I Was A Frazzled (Not Pampered) Mom On Mothers Day

On Mothers Day, I didn't take a break from being a mother. I didn't sleep in, I didn't have breakfast in bed, I didn't run to the spa, and I didn't have flowers sent to my doorstep. Basically, Mother's Day was not a day for relishing in the commercialization of the day. On Mother's Day, I was a mom, just like any other day.



Now, there is nothing wrong with the cards, jewelry, flowers and all of the most of the overhead of the Hallmark Holiday. I certainly enjoyed the little crafts my kids made for me and a special lunch. However, I do think that somehow our culture's ideal has moms taking a break from being a mom of the second Sunday of May. Most moms know better. We are moms every day. Mother's Day isn't any different. Unfortunately many moms (me included) find ourselves needlessly disappointed because the reality of the day doesn't look like what we see in commercials. 

I can attest that there have been some years when I felt like I should just throw in the towel because, well it was that proverbial day in May and my kids didn't even care enough to set aside the sibling squabbling for just a few hours, let alone clean up their rooms without having to be nudged along through the task. Mother's Day can leave mom's feeling kinda crappy. A mom can easily feel more frazzled and unappreciated then the day before. For many women, the day can cause deep pain as they struggle with the loss of children, an unborn baby, or perhaps they desire to be a wife and mother yet are still single. On Mother's Day, we are reminded of the stuff of life, the good, the bad, and the ugly.

So on Mother's Day, I took up my vocation and all its crosses. I woke up in a great mood, you would have thought it was Christmas morning by my daughter's excitement. My family and I had breakfast and began to get ready for church. Soon the tiredness and impatience began to set in.
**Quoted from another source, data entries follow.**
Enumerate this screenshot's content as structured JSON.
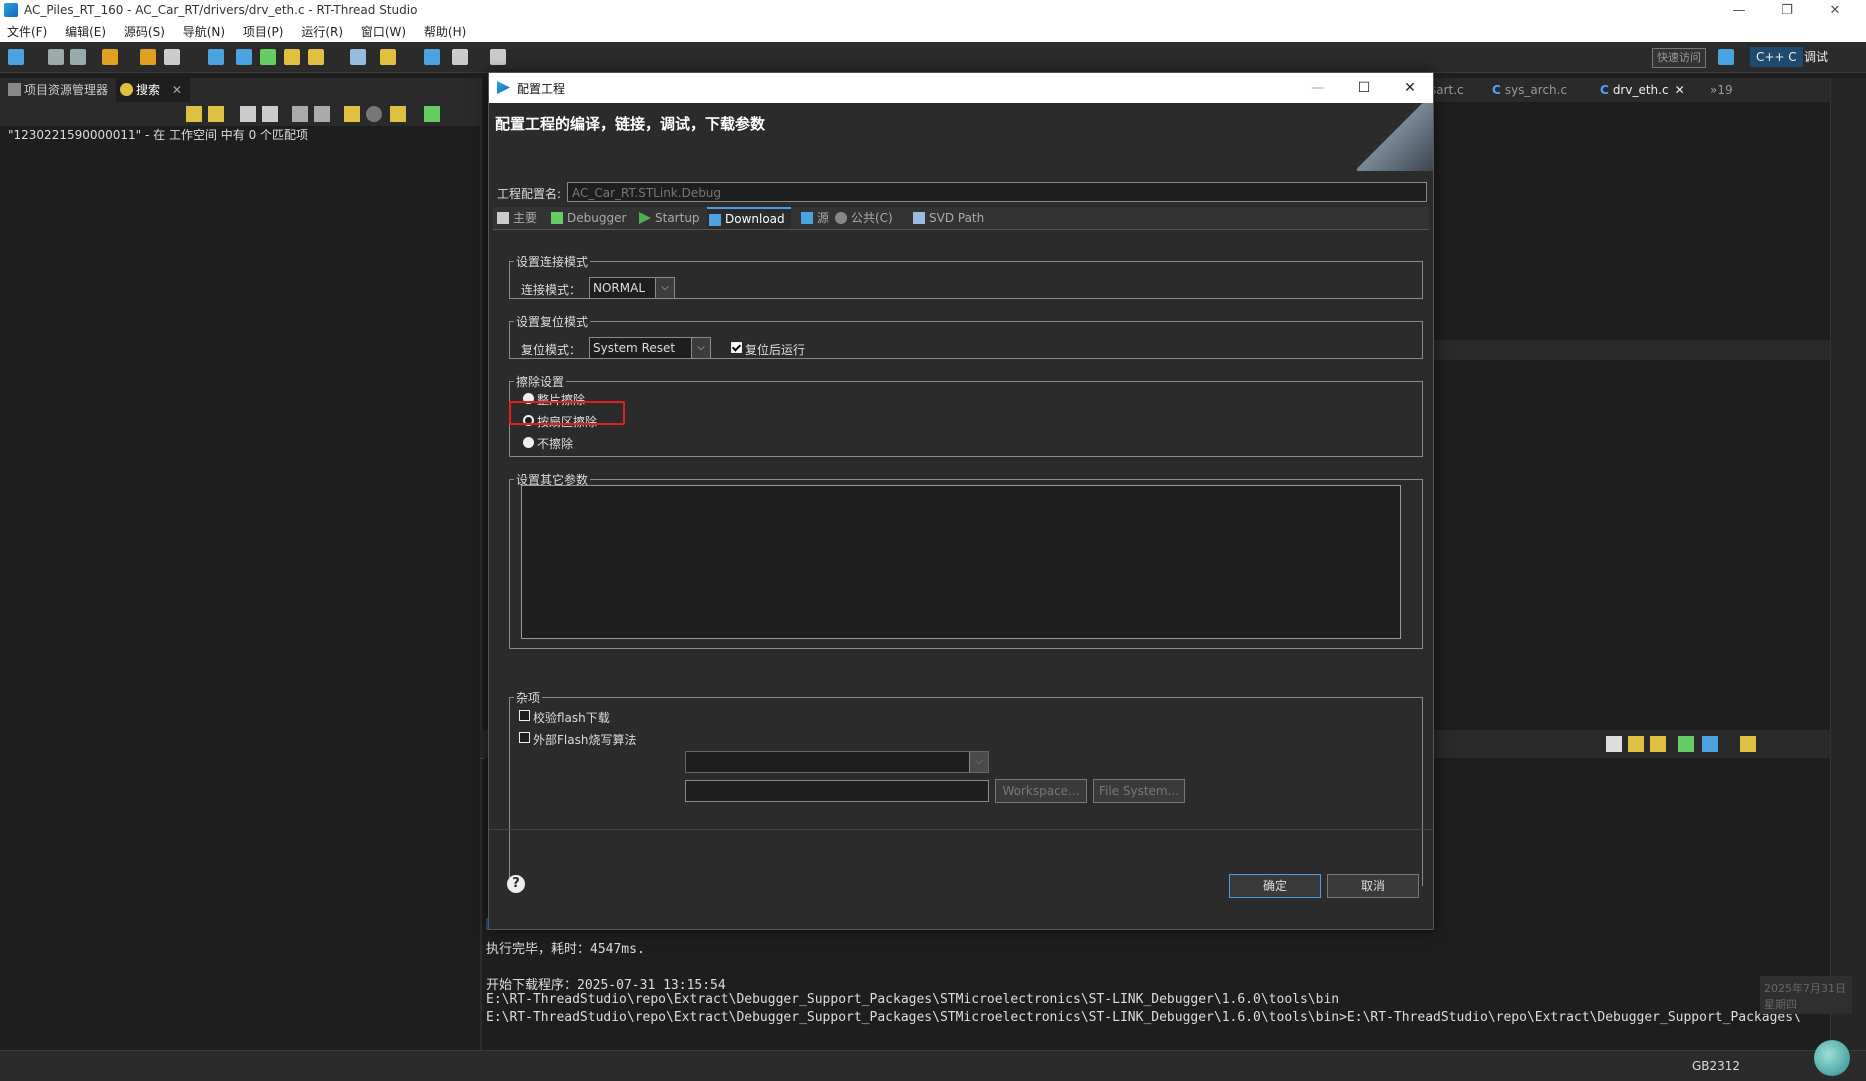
{
  "window": {
    "title": "AC_Piles_RT_160 - AC_Car_RT/drivers/drv_eth.c - RT-Thread Studio",
    "minimize": "—",
    "restore": "❐",
    "close": "✕"
  },
  "menu": [
    "文件(F)",
    "编辑(E)",
    "源码(S)",
    "导航(N)",
    "项目(P)",
    "运行(R)",
    "窗口(W)",
    "帮助(H)"
  ],
  "toolbar": {
    "quick_access": "快速访问",
    "perspective_cpp": "C++ C",
    "perspective_debug": "调试"
  },
  "left_panel": {
    "tabs": [
      "项目资源管理器",
      "搜索"
    ],
    "search_result": "\"1230221590000011\" - 在 工作空间 中有 0 个匹配项"
  },
  "editor": {
    "tabs": [
      "sart.c",
      "sys_arch.c",
      "drv_eth.c"
    ],
    "more_tabs": "»19"
  },
  "console": {
    "lines": [
      "执行完毕，耗时：4547ms.",
      "",
      "开始下载程序：2025-07-31 13:15:54",
      "E:\\RT-ThreadStudio\\repo\\Extract\\Debugger_Support_Packages\\STMicroelectronics\\ST-LINK_Debugger\\1.6.0\\tools\\bin",
      "E:\\RT-ThreadStudio\\repo\\Extract\\Debugger_Support_Packages\\STMicroelectronics\\ST-LINK_Debugger\\1.6.0\\tools\\bin>E:\\RT-ThreadStudio\\repo\\Extract\\Debugger_Support_Packages\\"
    ]
  },
  "status": {
    "encoding": "GB2312",
    "date": "2025年7月31日",
    "weekday": "星期四"
  },
  "dialog": {
    "title": "配置工程",
    "header": "配置工程的编译，链接，调试，下载参数",
    "config_name_label": "工程配置名:",
    "config_name_value": "AC_Car_RT.STLink.Debug",
    "tabs": [
      "主要",
      "Debugger",
      "Startup",
      "Download",
      "源",
      "公共(C)",
      "SVD Path"
    ],
    "active_tab": "Download",
    "connect_group": "设置连接模式",
    "connect_label": "连接模式：",
    "connect_value": "NORMAL",
    "reset_group": "设置复位模式",
    "reset_label": "复位模式：",
    "reset_value": "System Reset",
    "run_after_reset": "复位后运行",
    "erase_group": "擦除设置",
    "erase_options": [
      "整片擦除",
      "按扇区擦除",
      "不擦除"
    ],
    "other_group": "设置其它参数",
    "misc_group": "杂项",
    "verify_flash": "校验flash下载",
    "external_flash": "外部Flash烧写算法",
    "workspace_btn": "Workspace...",
    "filesystem_btn": "File System...",
    "ok": "确定",
    "cancel": "取消",
    "help": "?"
  }
}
When the kids didn't follow directions and began to whine and doing everything else but get dressed it was pretty easy to get grumpy and lose it. I didn't feel like a queen for the day, I felt like a sinner. My rest didn't come from crawling back to bed, it came from dragging myself to church to hear that my sin are forgiven.

For many of us the standards of Mother's Day leave us feeling frazzled as if something magical should take over for the day, but reality set in. The normal things we do daily, like caring for our kids, changing diapers, doing dishes, can seem like bothersome tasks in our desire to be spoiled it easy to think that of all days we should not have to do them. Then the rubber hits the road when on all days an appliance breaks. Then suddenly we feel like crap because it's Mother's Day and we deserve better.  It can be so easy to spend the next week wallowing in our self-pity.

Mother's Day is a day for normal life. Just like every other day our Old Adam seeks to wear us down and steal away the joy of our vocations. As a mother, I am called to love my neighbors, my husband, and my kids, in that task. The job is a blessing, but the Old Adam would rather have moms feeling like the job is a burden. For me, the lie of the devil is that I am not really all that appreciated. Oh, how easily I believe the lie. Oh, how tempting it is to take it all for granted.

In the restoration of Christ, however, the burden becomes light. He takes the struggles and sins of motherhood to the cross. He lifts us up with words of comfort and peace. Christ restores, through His gifts, the soul of mothers, fathers, and children, so that we can serve each other in faithfulness, love, and joy on Mother's Day and every day.

So yes when being a mom is a task that has me pretty much frazzled day in and day out it's good to know that in Christ I have the freedom to cherish the task and ponder the moments with my family in my heart.